A number of capacitors each of capacitance `1 muF` and each one of which get punctured if a potential difference just exceeding `500` volt is applied, are provided. Then an arrangement suitable for giving a capacitor of `2 muF` across which `3000` volt may be applied requires at least-

To solve the problem, we need to determine how many capacitors of 1 µF each are required to create a capacitor of 2 µF that can withstand a voltage of 3000 volts without puncturing.
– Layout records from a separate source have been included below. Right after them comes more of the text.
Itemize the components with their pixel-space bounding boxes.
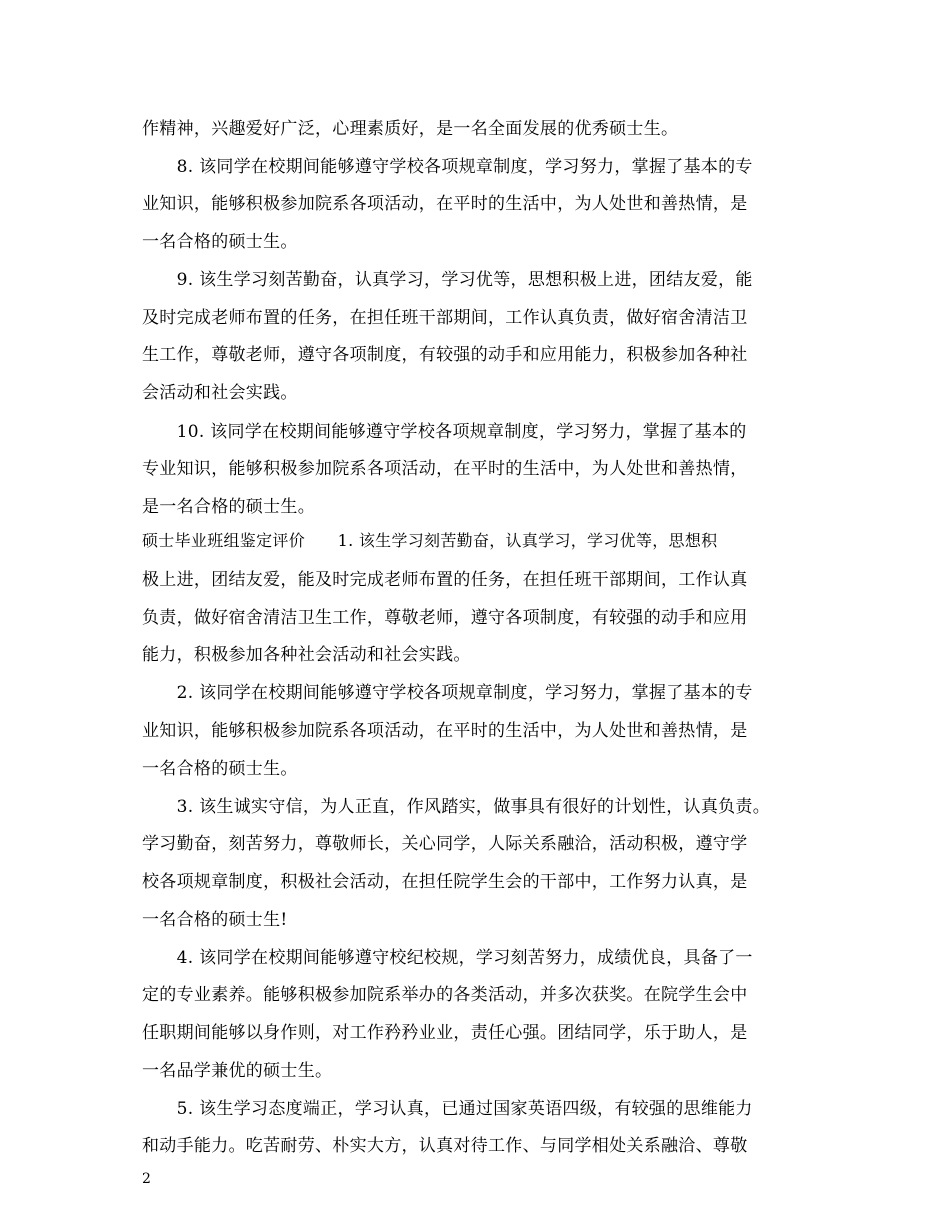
text-line: 3. 该生诚实守信，为人正直，作风踏实，做事具有很好的计划性，认真负责。 bbox=[142, 797, 771, 817]
text-line: 一名合格的硕士生。 bbox=[142, 232, 298, 252]
text-line: 极上进，团结友爱，能及时完成老师布置的任务，在担任班干部期间，工作认真 bbox=[142, 570, 748, 590]
text-line: 硕士毕业班组鉴定评价 1. 该生学习刻苦勤奋，认真学习，学习优等，思想积 bbox=[142, 531, 718, 550]
text-line: 作精神，兴趣爱好广泛，心理素质好，是一名全面发展的优秀硕士生。 bbox=[142, 119, 679, 139]
text-line: 2. 该同学在校期间能够遵守学校各项规章制度，学习努力，掌握了基本的专 bbox=[142, 683, 753, 703]
text-line: 和动手能力。吃苦耐劳、朴实大方，认真对待工作、与同学相处关系融洽、尊敬 bbox=[142, 1136, 748, 1156]
text-line: 能力，积极参加各种社会活动和社会实践。 bbox=[142, 645, 471, 665]
text-line: 及时完成老师布置的任务，在担任班干部期间，工作认真负责，做好宿舍清洁卫 bbox=[142, 308, 748, 328]
text-line: 学习勤奋，刻苦努力，尊敬师长，关心同学，人际关系融洽，活动积极，遵守学 bbox=[142, 834, 748, 854]
text-line: 一名品学兼优的硕士生。 bbox=[142, 1061, 333, 1081]
page-number: 2 bbox=[142, 1171, 151, 1187]
text-line: 9. 该生学习刻苦勤奋，认真学习，学习优等，思想积极上进，团结友爱，能 bbox=[142, 270, 753, 290]
text-line: 5. 该生学习态度端正，学习认真，已通过国家英语四级，有较强的思维能力 bbox=[142, 1099, 753, 1119]
text-line: 任职期间能够以身作则，对工作矜矜业业，责任心强。团结同学，乐于助人，是 bbox=[142, 1023, 748, 1043]
text-line: 10. 该同学在校期间能够遵守学校各项规章制度，学习努力，掌握了基本的 bbox=[142, 422, 747, 442]
text-line: 一名合格的硕士生。 bbox=[142, 759, 298, 779]
text-line: 一名合格的硕士生! bbox=[142, 910, 288, 930]
text-line: 生工作，尊敬老师，遵守各项制度，有较强的动手和应用能力，积极参加各种社 bbox=[142, 345, 748, 365]
text-line: 8. 该同学在校期间能够遵守学校各项规章制度，学习努力，掌握了基本的专 bbox=[142, 157, 753, 177]
text-line: 会活动和社会实践。 bbox=[142, 383, 298, 403]
text-line: 业知识，能够积极参加院系各项活动，在平时的生活中，为人处世和善热情，是 bbox=[142, 721, 748, 741]
text-line: 负责，做好宿舍清洁卫生工作，尊敬老师，遵守各项制度，有较强的动手和应用 bbox=[142, 608, 748, 628]
text-line: 是一名合格的硕士生。 bbox=[142, 497, 315, 517]
text-line: 校各项规章制度，积极社会活动，在担任院学生会的干部中，工作努力认真，是 bbox=[142, 872, 748, 892]
text-line: 4. 该同学在校期间能够遵守校纪校规，学习刻苦努力，成绩优良，具备了一 bbox=[142, 948, 753, 968]
text-line: 定的专业素养。能够积极参加院系举办的各类活动，并多次获奖。在院学生会中 bbox=[142, 985, 748, 1005]
text-line: 业知识，能够积极参加院系各项活动，在平时的生活中，为人处世和善热情，是 bbox=[142, 194, 748, 214]
text-line: 专业知识，能够积极参加院系各项活动，在平时的生活中，为人处世和善热情， bbox=[142, 459, 748, 479]
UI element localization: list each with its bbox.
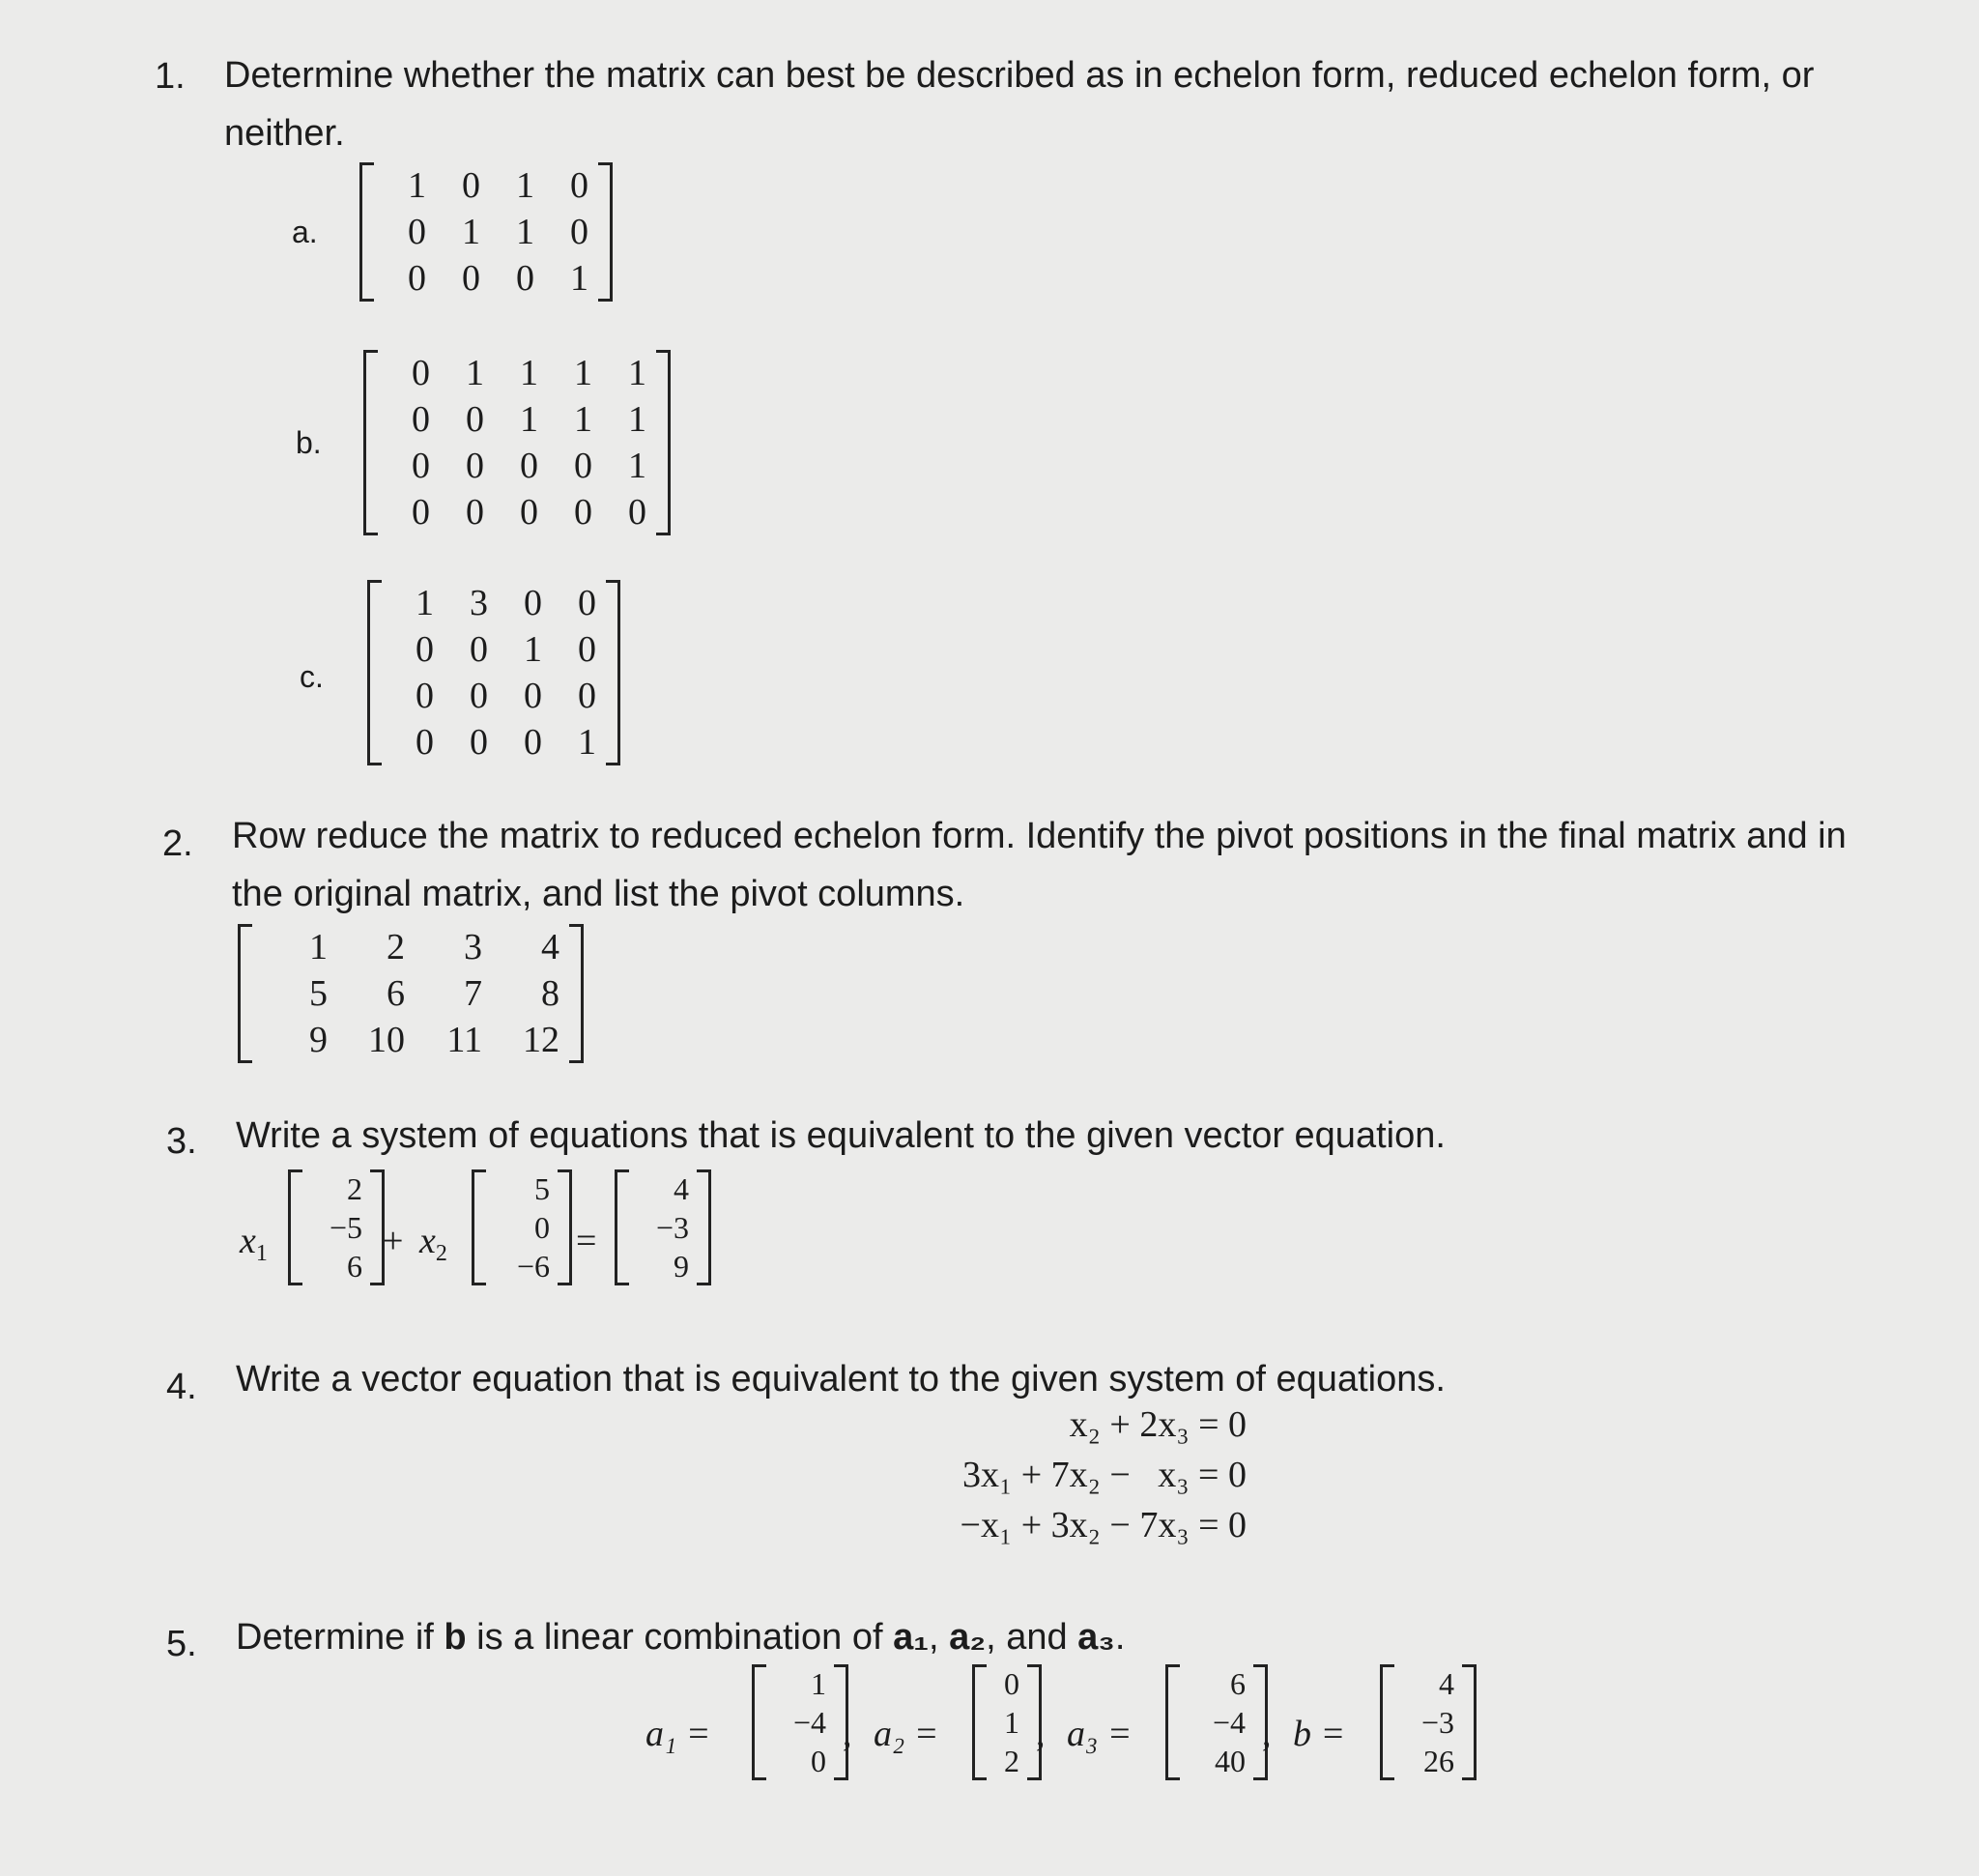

Each capacitor can only handle a maximum voltage of 500 volts before it gets damaged. ### Step-by-Step Solution: 1. **Understanding the Voltage Requirement:** - We have a total voltage of 3000 volts that we want to apply across the arrangement of capacitors. - Each capacitor can withstand a maximum of 500 volts. 2. **Calculating the Number of Capacitors in Series:** - Since the voltage across capacitors in series adds up, we can calculate the number of capacitors needed in series to handle 3000 volts. - The number of capacitors in series (n) can be calculated as: \[ n = \frac{\text{Total Voltage}}{\text{Voltage per Capacitor}} = \frac{3000 \text{ volts}}{500 \text{ volts}} = 6 \] - Therefore, we need 6 capacitors in series to safely handle 3000 volts. 3. **Calculating the Equivalent Capacitance of Capacitors in Series:** - The equivalent capacitance (C_eq) of capacitors in series is given by: \[ \frac{1}{C_{\text{eq}}} = \frac{1}{C_1} + \frac{1}{C_2} + \ldots + \frac{1}{C_n} \] - For n identical capacitors (1 µF each), this simplifies to: \[ C_{\text{eq}} = \frac{C}{n} = \frac{1 \mu F}{6} = \frac{1}{6} \mu F \] 4. **Arranging Capacitors in Parallel:** - To achieve a total capacitance of 2 µF, we need to connect several branches of these series capacitors in parallel. - If we denote the number of branches as \( n_1 \), the total capacitance from these branches in parallel is: \[ C_{\text{total}} = n_1 \cdot C_{\text{eq}} = n_1 \cdot \frac{1}{6} \mu F \] - We want this to equal 2 µF: \[ n_1 \cdot \frac{1}{6} \mu F = 2 \mu F \] - Solving for \( n_1 \): \[ n_1 = 2 \mu F \cdot 6 = 12 \] 5. **Calculating the Total Number of Capacitors:** - Since we need 6 capacitors in series for each branch and we have 12 branches: \[ \text{Total Capacitors} = n_1 \cdot 6 = 12 \cdot 6 = 72 \] ### Final Answer: Therefore, the minimum number of capacitors required is **72**.